I’m certain that any runner who says they’ve never been in dire need of a restroom on a run is lying, and how many of us regularly carry TP in our pockets? But (and I’m lecturing myself as much as I am to anyone else), *pure* trail stewardship might require us to do just that. For those who venture far from any civilization, you might want to carry toilet paper in a sealed disguised plastic baggie or even pack one of these handy NASA developed wag bags. This might seem a bit extreme for most of us, so hopefully you only have to go number one. If you do have to pee, be sure to stay at least 200 yards away from water.
Trail runners like to blame mountain bikers for muddy rutted trails. Their tracks are long and thin and once they’ve created ruts in the mud that harden in the summertime, they quickly become easy ankle twisting hazards. But the truth is that runners cause just as much harm, not to mention horseback riders and grazing animals like cattle. After a big rainstorm, trails can turn into giant mudpits, and a couple of feet can stomp out just as much rutting as anything else. Some runners and bikers will choose to wake up early and visit trails when they are still frozen and covered in ice, lessening the impact of making ruts in the mud. Again, none of us is perfect, so if you must run through the mud, at least follow the next rule…
Go Through, Not Around
A big cause of trail destruction is when users try to avoid puddles or aforementioned mud pits by going around and trampling the grass along the side of the trail. Unfortunately, this leads to an unnecessary widening of the trail, and can lead to the degradation of a trail if it was built along a hillside. Best use is to run single file, don’t cut switchbacks, and don’t be afraid of a little mud.
Some basic rules of trail etiquette and safety also include leaving any gates as you found them (usually cattle gates are closed, but if they’re open, leave them open), be careful around livestock, don’t use earbuds so you can stay alert for noises of other users or animals, and pay attention to any trail closure signs. Report things like downed trees to park staff, and follow the right of way rules! Bikes yield to pedestrians, and everyone yields to horses. Ask the horseback rider how they want you to proceed, and usually they want you to move downhill slightly off trail (but watch out for poison oak and snakes!).

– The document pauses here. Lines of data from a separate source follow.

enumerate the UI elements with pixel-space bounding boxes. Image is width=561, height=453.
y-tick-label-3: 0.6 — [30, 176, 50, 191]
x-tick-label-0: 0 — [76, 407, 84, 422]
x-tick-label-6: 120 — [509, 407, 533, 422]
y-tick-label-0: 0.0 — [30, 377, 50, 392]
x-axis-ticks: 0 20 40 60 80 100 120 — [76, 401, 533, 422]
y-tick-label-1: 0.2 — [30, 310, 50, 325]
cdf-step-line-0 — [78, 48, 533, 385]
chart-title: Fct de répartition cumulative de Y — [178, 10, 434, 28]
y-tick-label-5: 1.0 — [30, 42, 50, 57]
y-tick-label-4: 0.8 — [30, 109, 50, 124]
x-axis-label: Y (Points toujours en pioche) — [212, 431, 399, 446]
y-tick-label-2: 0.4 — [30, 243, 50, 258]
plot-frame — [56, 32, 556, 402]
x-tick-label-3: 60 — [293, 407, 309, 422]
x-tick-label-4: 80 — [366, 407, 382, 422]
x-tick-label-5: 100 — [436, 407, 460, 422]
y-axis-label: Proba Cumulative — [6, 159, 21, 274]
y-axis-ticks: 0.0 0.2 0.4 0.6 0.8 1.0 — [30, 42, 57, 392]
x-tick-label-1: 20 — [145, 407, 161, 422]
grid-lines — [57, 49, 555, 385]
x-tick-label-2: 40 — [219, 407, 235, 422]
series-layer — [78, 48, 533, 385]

All of this said, what’s a trail runner to do in an unusual winter like the one we just had? First, don’t mind your chastising friends. Being outdoors makes us happier and healthier, for our minds as well as our bodies. If you, like me, have felt like you’ve caused some unintentional damage to your favorite trails, perhaps you can atone by volunteering to repair them in the future with an organized trail building crew. Or, you can forgive yourself and follow trail etiquette rules the best you can.
Are you guilty of not following all the trail etiquette rules?